En 1962, le pays devint une monarchie constitutionnelle indépendante. La rivalité politique des Hutus et des Tutsis menaçait toutefois la stabilité du pays. Le pouvoir était aux mains des Tutsis, bien qu'aux élections de 1965, les Hutus aient remporté la majorité à l'assemblée législative. Un groupe de Hutus issus de l'armée et de la police organisèrent une tentative de putsch en 1965, qui fut réprimée par des troupes fidèles aux Tutsis, sous la direction du capitaine Michel Micombero. En 1966, le mwami (souverain) Mwambutsa IV fut destitué par son fils, le mwami Ntare V. Quatre mois plus tard, le Premier ministre, Micombero, prit le pouvoir, proclama la république, se déclara président et créa un comité national révolutionnaire destiné à asseoir son régime et à promouvoir l'économie.
En 1972, une révolte des Hutus tourna au massacre, dont Ntare, assigné à résidence, fut également victime. Cette révolte fut matée, mais les troubles perdurèrent. Des milliers de Hutus émigrèrent dans les pays voisins. En 1981, une nouvelle constitution instaura un système de parti unique. Jean-Baptiste Bagaza, président depuis 1976, fut renversé en septembre 1987 par un putsch militaire. Le nouveau président, le major Pierre Buyoya, dirigea le pays en tant que chef d'un comité militaire de salut national. La reprise des combats en août 1988 entre les Hutus et les Tutsis fit au moins 5000 morts.

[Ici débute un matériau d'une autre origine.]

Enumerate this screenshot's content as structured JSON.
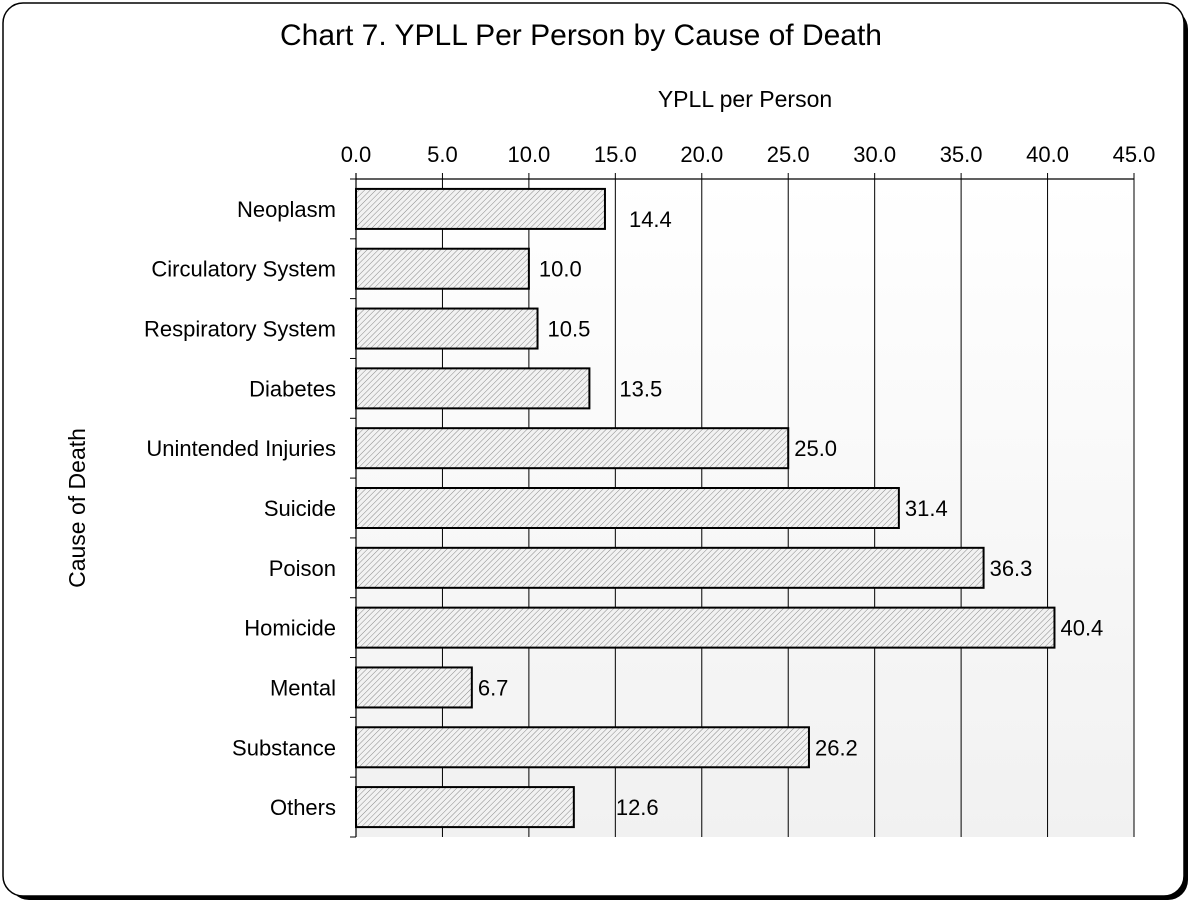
{
  "chart_data": {
    "type": "bar",
    "orientation": "horizontal",
    "title": "Chart 7. YPLL Per Person by Cause of Death",
    "xlabel": "YPLL per Person",
    "ylabel": "Cause of Death",
    "x_axis_position": "top",
    "xlim": [
      0,
      45
    ],
    "x_ticks": [
      "0.0",
      "5.0",
      "10.0",
      "15.0",
      "20.0",
      "25.0",
      "30.0",
      "35.0",
      "40.0",
      "45.0"
    ],
    "grid": "vertical",
    "legend": "none",
    "bar_fill": "hatched",
    "categories": [
      "Neoplasm",
      "Circulatory System",
      "Respiratory System",
      "Diabetes",
      "Unintended Injuries",
      "Suicide",
      "Poison",
      "Homicide",
      "Mental",
      "Substance",
      "Others"
    ],
    "values": [
      14.4,
      10.0,
      10.5,
      13.5,
      25.0,
      31.4,
      36.3,
      40.4,
      6.7,
      26.2,
      12.6
    ],
    "value_labels": [
      "14.4",
      "10.0",
      "10.5",
      "13.5",
      "25.0",
      "31.4",
      "36.3",
      "40.4",
      "6.7",
      "26.2",
      "12.6"
    ]
  }
}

En 1992, une nouvelle constitution instaurant le multipartisme fut adoptée par référendum, et les premières élections présidentielles démocratiques depuis l'indépendance eurent lieu en 1993. Melchior Ndadaye, un représentant de l'ethnie hutue et membre du Front pour la démocratie au Burundi, remporta les élections avec plus de 60% des suffrages, mais fut assassiné un mois plus tard au cours d'une tentative de coup d'Etat. La mort de Ndadaye entraîna une vague de combats interethniques, et provoqua l'émigration de milliers de personnes vers le Rwanda. En juillet 1996, l'officier tutsi Pierre Buyoya prit le pouvoir à la faveur d'un putsch militaire et, en 2000, signa les accords de paix de Arusha avec 13 partis politiques. En 2003, de nouveaux conflits opposent le gouvernement et les rebelles, mais un accord de paix, signé en octobre de la même année, met fin à une décennie d'affrontements. En 2004, on a formé une commission électorale chargée d'organiser les élections présidentielles qui se sont tenues en 2005.
Economie
Le Burundi est l'un des pays les plus pauvres du monde. Sa ressource économique principale est l'agriculture, le café, les haricots, le riz, le manioc et les bananes étant les principaux produits d'exportation. La balance commerciale extérieure est fortement négative. Les mesures d'économie ont renforcé les tensions ethniques existantes. L'instabilité ethnique et par conséquent politique du pays compromet fortement le potentiel de production et la capacité économique du Burundi.
Culture
Le peuple du Burundi est très attaché à la transmission orale de textes et de poèmes, souvent combinés avec de la musique. Les contes populaires et les fables sont eux aussi souvent accompagnés de musique. Musique et poésie se confondent pour former une entité presque indissociable. Les Tutsis sont connus pour leurs chants héroïques et leurs poèmes sur d'anciennes et puissantes dynasties, qui sont fortement influencés par la mythologie traditionnelle et embellis. Le précieux bétail, le passé historique de chaque région et les voyages du dieu Imana à travers le pays sont les thèmes centraux de la tradition littéraire et musicale du pays. Selon la tradition, de grands danseurs et tambours revêtus de riches parures servaient à distraire les maisons royales et princières, ainsi que les voyageurs.